Saturday, 19 April 2008

The real Mr Darcy

Readingwise, nothing can beat the year when I discovered the following books, back to back - Gone with the Wind, Pride & Prejudice and Rebecca. All three remain my perennial favourites. Elizabeth's wit, Scarlett's courage and charm, the gauche herione crippled by shyness in Rebecca inspired in me ambitions I had scarcely dared to entertain.

And the men!

Swashbuckling Rhett, whose sardonic eyebrow cocking smile hid a yearning to be understood. Kind, noble Maxim. Who, all gruff and grim, never let on his fears. And the imperious Darcy. Who humbled himself before the woman he came to admire.

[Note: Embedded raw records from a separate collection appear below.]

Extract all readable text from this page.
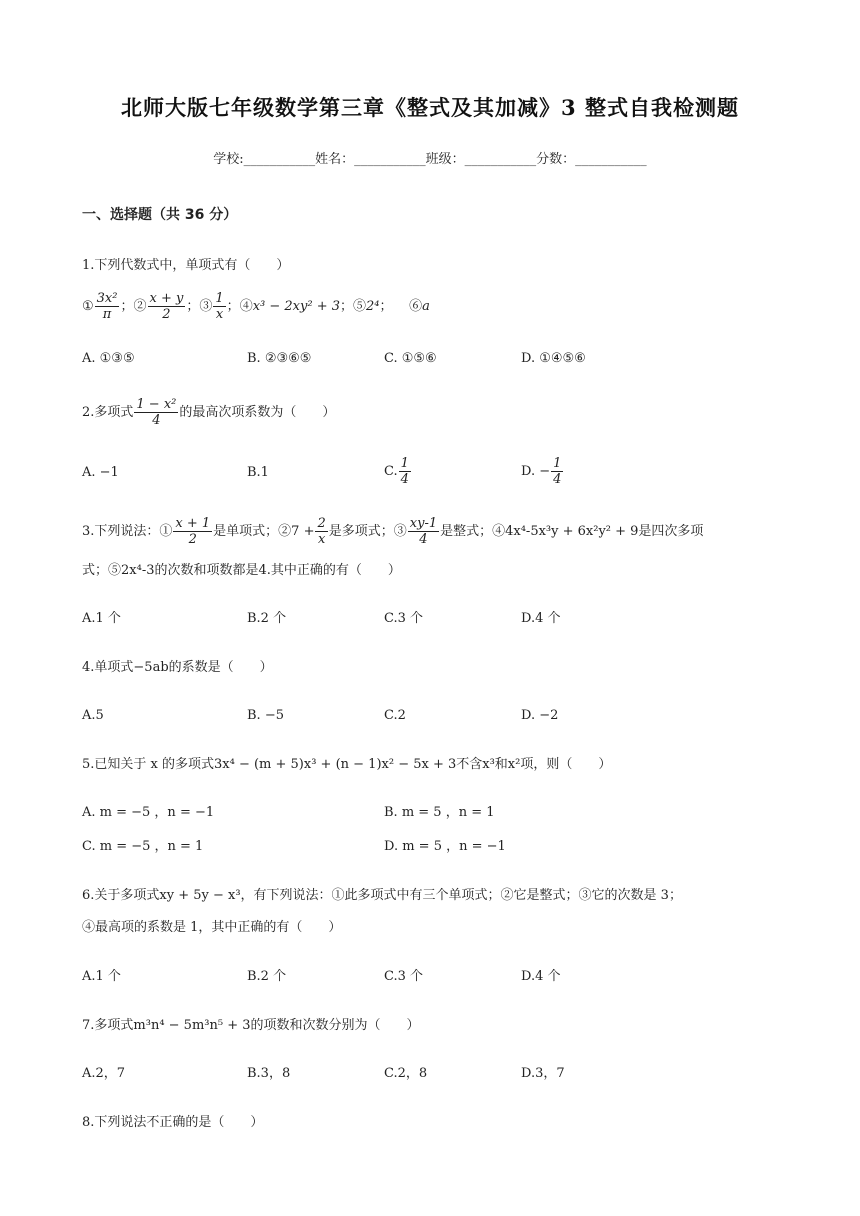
北师大版七年级数学第三章《整式及其加减》3 整式自我检测题
学校:___________姓名：___________班级：___________分数：___________
一、选择题（共 36 分）
1.下列代数式中，单项式有（　　）
① $\frac{\text{3x²}}{\pi}$ ；② $\frac{x + y}{2}$ ；③ $\frac{1}{x}$ ；④x³ − 2xy² + 3；⑤2⁴； ⑥a
A. ①③⑤	B. ②③⑥⑤	C. ①⑤⑥	D. ①④⑤⑥
2.多项式 $\frac{\text{1 − x²}}{4}$ 的最高次项系数为（　　）
A. −1	B.1	C. $\frac{1}{4}$	D. − $\frac{1}{4}$
3.下列说法：① $\frac{x + 1}{2}$ 是单项式；②7 + $\frac{2}{x}$ 是多项式；③ $\frac{xy-1}{4}$ 是整式；④4x⁴-5x³y + 6x²y² + 9是四次多项
式；⑤2x⁴-3的次数和项数都是4.其中正确的有（　　）
A.1 个	B.2 个	C.3 个	D.4 个
4.单项式−5ab的系数是（　　）
A.5	B. −5	C.2	D. −2
5.已知关于 x 的多项式3x⁴ − (m + 5)x³ + (n − 1)x² − 5x + 3不含x³和x²项，则（　　）
A. m = −5 ，n = −1	B. m = 5 ，n = 1
C. m = −5 ，n = 1	D. m = 5 ，n = −1
6.关于多项式xy + 5y − x³，有下列说法：①此多项式中有三个单项式；②它是整式；③它的次数是 3；
④最高项的系数是 1，其中正确的有（　　）
A.1 个	B.2 个	C.3 个	D.4 个
7.多项式m³n⁴ − 5m³n⁵ + 3的项数和次数分别为（　　）
A.2，7	B.3，8	C.2，8	D.3，7
8.下列说法不正确的是（　　）
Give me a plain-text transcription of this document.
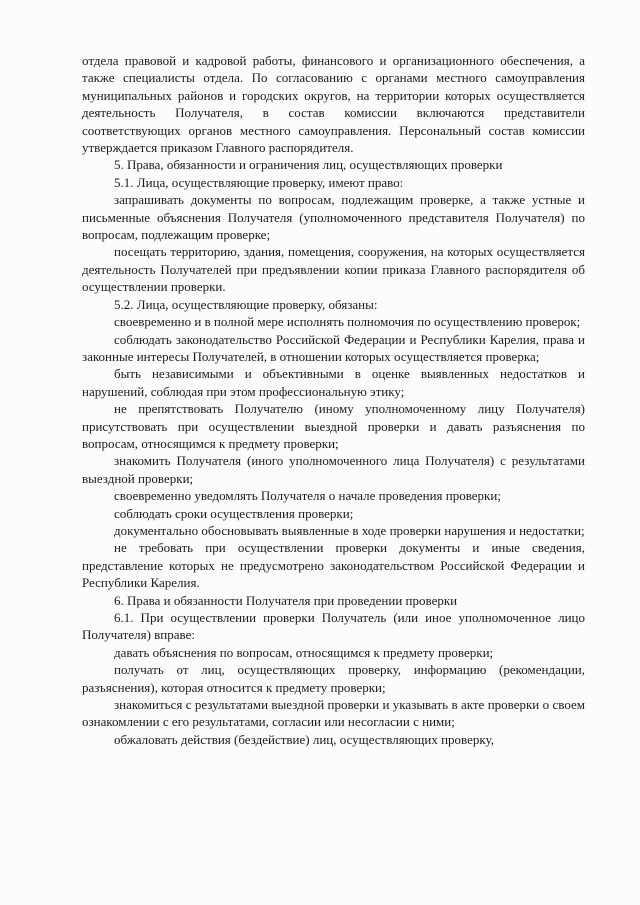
отдела правовой и кадровой работы, финансового и организационного обеспечения, а также специалисты отдела. По согласованию с органами местного самоуправления муниципальных районов и городских округов, на территории которых осуществляется деятельность Получателя, в состав комиссии включаются представители соответствующих органов местного самоуправления. Персональный состав комиссии утверждается приказом Главного распорядителя.

5. Права, обязанности и ограничения лиц, осуществляющих проверки

5.1. Лица, осуществляющие проверку, имеют право:

запрашивать документы по вопросам, подлежащим проверке, а также устные и письменные объяснения Получателя (уполномоченного представителя Получателя) по вопросам, подлежащим проверке;

посещать территорию, здания, помещения, сооружения, на которых осуществляется деятельность Получателей при предъявлении копии приказа Главного распорядителя об осуществлении проверки.

5.2. Лица, осуществляющие проверку, обязаны:

своевременно и в полной мере исполнять полномочия по осуществлению проверок;

соблюдать законодательство Российской Федерации и Республики Карелия, права и законные интересы Получателей, в отношении которых осуществляется проверка;

быть независимыми и объективными в оценке выявленных недостатков и нарушений, соблюдая при этом профессиональную этику;

не препятствовать Получателю (иному уполномоченному лицу Получателя) присутствовать при осуществлении выездной проверки и давать разъяснения по вопросам, относящимся к предмету проверки;

знакомить Получателя (иного уполномоченного лица Получателя) с результатами выездной проверки;

своевременно уведомлять Получателя о начале проведения проверки;

соблюдать сроки осуществления проверки;

документально обосновывать выявленные в ходе проверки нарушения и недостатки;

не требовать при осуществлении проверки документы и иные сведения, представление которых не предусмотрено законодательством Российской Федерации и Республики Карелия.

6. Права и обязанности Получателя при проведении проверки

6.1. При осуществлении проверки Получатель (или иное уполномоченное лицо Получателя) вправе:

давать объяснения по вопросам, относящимся к предмету проверки;

получать от лиц, осуществляющих проверку, информацию (рекомендации, разъяснения), которая относится к предмету проверки;

знакомиться с результатами выездной проверки и указывать в акте проверки о своем ознакомлении с его результатами, согласии или несогласии с ними;

обжаловать действия (бездействие) лиц, осуществляющих проверку,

I lived in those worlds then. Still do sometimes, it must be admitted. Every afternoon, my reading corner in the Southern Avenue flat would magically disappear, and I would be in Atlanta, peeping behind voluminous skirts as men bowed and women tossed their curls. Or I would be running along to the cove in Manderley, heart in my mouth, as the Cornish sea frothed in menace.

I suspect, all these women writers, at some point, were little girls much like I was. And maybe Margaret Mitchel really did meet her Rhett. Or Daphne du Maurier really did love a Maxim. Her precious Manderley does exist, so did perhaps Mr de Winter.

Much has been made of Austen's little romance with a young Irishman named Tom Lefroy in the movie Becoming Jane. So while that solves our mystery of who the real Darcy was, why Jane never let go of her prejudices to be united with her Darcy, I wonder. She died young, leaving behind her works that continue to charm and enthrall. But did she die of a broken heart?

It's true though, to create something that moves us as much as these beautiful pieces of literature do, requires much more than talent, ingenuity and wit. It needs that special brand of wisdom and feeling that can only come from one who has experienced something similar. From someone who has known great love and even greater pain.

I had known neither when I first read these books. But now that I am older, and have seen much more than I ever thought I would, these books still touch me in a way few things can. That's the real magic these women had. And while many maudlin efforts are made everyday to reach some of their stature, I would be surprised if anyone really can.